Clonto advantages (the following text is “copy & paste” from the original text):
  1. It identifies the key concepts of a document corpus, avoiding information overload for users.
  2. It maintains the semantic relationships between clusters by generating a corpus-related ontology.
  3. The corpus-related ontology helps users easily understand the conceptual structure of the document corpus.
  4. The corpus-related ontology is created in OWL format, which, compared toOBOformat1 or database format, enables more flexible functionality, such as DL reasoning (description logic reasoning).
  5. It allocates documents based on the key concepts using LSA, so a document that is implicitly related to a key concept can be allocated to the appropriate related group.
  6. It creates overlapping groups and handles cross-topic documents well.
In very simple English, the procedure Clonto uses from the moment a document is inserted into the program until the final result is:
  • A document is inserted and the document’s terms are captured based on the frequency they appears, taking off the stop words. Common phrases are captured with the help of an algorithm.
  • A weight is given into each term, based on the amount of times it appears in the document (weight=term frequency x inverted document frequency). The term frequency is generated into a matrix scheme
  • The with the key words and common phrases a key concept is built, using LSA (Latent semantic analysis (LSA) is a technique in natural language processing, in particular in vectorial semantics, of analyzing relationships between a set of documents and the terms they contain by producing a set of concepts related to the documents and terms. source wikipedia). Using WordNet all the words with broad meanings are the ones used in the automatic creation of the ontology.
  • Then the initial document and the rest of the documents in Clonto are linked to the ontology based on the key concepts.

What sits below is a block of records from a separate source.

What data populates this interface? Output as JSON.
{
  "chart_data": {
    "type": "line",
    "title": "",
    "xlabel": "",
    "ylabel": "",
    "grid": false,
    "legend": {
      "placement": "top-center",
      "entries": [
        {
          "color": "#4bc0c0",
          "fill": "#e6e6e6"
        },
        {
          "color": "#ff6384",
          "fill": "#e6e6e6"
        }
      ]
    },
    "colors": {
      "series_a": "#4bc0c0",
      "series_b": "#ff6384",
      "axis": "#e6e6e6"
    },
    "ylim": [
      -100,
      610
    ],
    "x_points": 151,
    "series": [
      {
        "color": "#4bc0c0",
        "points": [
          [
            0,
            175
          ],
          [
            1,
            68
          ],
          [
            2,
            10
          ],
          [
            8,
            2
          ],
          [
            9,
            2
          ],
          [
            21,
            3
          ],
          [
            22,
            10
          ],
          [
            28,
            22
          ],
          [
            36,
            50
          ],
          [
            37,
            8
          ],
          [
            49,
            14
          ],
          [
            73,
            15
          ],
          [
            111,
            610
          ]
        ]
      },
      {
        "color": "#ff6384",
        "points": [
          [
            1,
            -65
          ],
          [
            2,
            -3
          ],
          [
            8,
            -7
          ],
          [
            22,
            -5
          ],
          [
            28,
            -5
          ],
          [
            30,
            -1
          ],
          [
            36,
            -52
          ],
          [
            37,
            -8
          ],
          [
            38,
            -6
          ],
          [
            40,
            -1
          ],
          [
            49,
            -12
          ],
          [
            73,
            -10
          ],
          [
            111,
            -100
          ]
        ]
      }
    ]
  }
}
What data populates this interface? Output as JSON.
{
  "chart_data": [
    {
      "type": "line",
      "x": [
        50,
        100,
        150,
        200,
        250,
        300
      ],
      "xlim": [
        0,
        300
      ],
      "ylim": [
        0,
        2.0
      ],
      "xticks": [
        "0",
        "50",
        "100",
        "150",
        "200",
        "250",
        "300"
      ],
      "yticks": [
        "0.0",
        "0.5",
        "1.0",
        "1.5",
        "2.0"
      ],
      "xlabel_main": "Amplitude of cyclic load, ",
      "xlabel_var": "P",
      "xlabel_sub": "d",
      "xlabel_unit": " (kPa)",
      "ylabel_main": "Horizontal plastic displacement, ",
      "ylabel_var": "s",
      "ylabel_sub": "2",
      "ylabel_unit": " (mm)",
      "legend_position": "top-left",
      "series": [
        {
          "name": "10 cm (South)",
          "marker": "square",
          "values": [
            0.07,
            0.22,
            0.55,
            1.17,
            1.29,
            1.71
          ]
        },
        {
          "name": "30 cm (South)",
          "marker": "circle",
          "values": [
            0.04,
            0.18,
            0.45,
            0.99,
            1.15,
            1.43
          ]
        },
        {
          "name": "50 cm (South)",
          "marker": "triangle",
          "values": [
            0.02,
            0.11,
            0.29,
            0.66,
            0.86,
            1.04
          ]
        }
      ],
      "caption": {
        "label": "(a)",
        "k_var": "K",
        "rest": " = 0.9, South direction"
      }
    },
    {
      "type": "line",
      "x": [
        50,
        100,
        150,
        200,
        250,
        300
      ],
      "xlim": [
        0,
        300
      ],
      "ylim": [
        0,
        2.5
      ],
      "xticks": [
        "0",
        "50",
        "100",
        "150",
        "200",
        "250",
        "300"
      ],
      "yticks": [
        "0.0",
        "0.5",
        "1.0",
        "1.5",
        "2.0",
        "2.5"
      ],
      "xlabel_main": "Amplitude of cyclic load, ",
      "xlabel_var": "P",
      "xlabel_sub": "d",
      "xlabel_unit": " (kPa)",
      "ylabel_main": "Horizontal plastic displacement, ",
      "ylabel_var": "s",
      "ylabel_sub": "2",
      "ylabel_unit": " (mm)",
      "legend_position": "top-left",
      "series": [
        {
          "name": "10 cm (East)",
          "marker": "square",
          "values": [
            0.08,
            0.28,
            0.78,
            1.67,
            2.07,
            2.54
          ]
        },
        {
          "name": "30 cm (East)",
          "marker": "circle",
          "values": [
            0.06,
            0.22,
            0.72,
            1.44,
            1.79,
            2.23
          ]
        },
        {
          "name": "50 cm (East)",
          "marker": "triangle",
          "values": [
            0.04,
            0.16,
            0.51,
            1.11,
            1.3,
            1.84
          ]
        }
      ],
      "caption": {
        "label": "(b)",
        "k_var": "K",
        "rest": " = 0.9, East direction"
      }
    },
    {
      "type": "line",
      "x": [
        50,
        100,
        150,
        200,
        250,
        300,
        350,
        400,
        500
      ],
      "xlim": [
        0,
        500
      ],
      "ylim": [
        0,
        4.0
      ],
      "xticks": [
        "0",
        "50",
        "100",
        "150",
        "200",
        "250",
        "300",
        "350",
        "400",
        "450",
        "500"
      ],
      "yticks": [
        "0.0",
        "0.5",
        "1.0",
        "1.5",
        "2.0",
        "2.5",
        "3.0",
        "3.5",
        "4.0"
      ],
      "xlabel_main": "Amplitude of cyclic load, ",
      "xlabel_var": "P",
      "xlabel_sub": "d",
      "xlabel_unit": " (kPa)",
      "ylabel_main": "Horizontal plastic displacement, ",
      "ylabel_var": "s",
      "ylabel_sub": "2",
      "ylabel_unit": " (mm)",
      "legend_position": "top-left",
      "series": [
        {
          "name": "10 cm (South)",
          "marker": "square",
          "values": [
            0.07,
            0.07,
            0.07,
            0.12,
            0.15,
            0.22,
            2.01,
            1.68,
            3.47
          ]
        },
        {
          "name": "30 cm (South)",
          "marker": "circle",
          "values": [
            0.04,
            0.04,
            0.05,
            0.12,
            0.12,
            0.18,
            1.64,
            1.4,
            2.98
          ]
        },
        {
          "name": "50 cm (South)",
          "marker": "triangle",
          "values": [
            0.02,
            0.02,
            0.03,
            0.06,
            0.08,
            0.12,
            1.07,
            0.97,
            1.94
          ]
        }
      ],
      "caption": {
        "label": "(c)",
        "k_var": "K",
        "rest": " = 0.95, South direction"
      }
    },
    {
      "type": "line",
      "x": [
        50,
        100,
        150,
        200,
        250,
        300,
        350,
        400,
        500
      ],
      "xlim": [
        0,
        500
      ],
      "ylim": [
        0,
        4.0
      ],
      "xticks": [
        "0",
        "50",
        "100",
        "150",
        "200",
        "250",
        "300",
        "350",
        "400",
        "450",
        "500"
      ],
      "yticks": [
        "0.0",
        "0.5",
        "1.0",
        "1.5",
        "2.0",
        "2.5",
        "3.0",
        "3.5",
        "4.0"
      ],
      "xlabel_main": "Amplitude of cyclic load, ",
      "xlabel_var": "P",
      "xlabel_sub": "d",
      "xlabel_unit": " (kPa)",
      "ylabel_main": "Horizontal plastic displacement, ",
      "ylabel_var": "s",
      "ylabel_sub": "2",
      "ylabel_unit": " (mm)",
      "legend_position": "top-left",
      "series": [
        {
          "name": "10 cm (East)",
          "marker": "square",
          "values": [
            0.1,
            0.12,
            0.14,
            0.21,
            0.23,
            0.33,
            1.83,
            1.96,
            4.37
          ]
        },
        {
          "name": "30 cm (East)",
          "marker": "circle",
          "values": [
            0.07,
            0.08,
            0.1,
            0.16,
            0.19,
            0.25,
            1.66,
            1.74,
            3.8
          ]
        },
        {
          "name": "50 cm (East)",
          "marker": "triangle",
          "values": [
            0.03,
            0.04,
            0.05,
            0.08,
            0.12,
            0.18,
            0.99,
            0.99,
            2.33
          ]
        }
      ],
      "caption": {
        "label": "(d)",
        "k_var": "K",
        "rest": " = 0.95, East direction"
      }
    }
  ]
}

Article saved as: gruber_1993

  • Design criteria for ontologies
  • clarity: objective and complete definitions
  • coherence: there must be an agreement between the ontology inferences
  • extendibility: new terms must be able to be added in the ontology, without the existing definitions need to be changed
  • minimal encoding bias: the terms should not be defined for specific situations, but their general meaning must be provided
  • minimal ontological commitment: the conceptualization of the ontology must be based on the domain it was created
After that the article gets technical and it is out of our interest.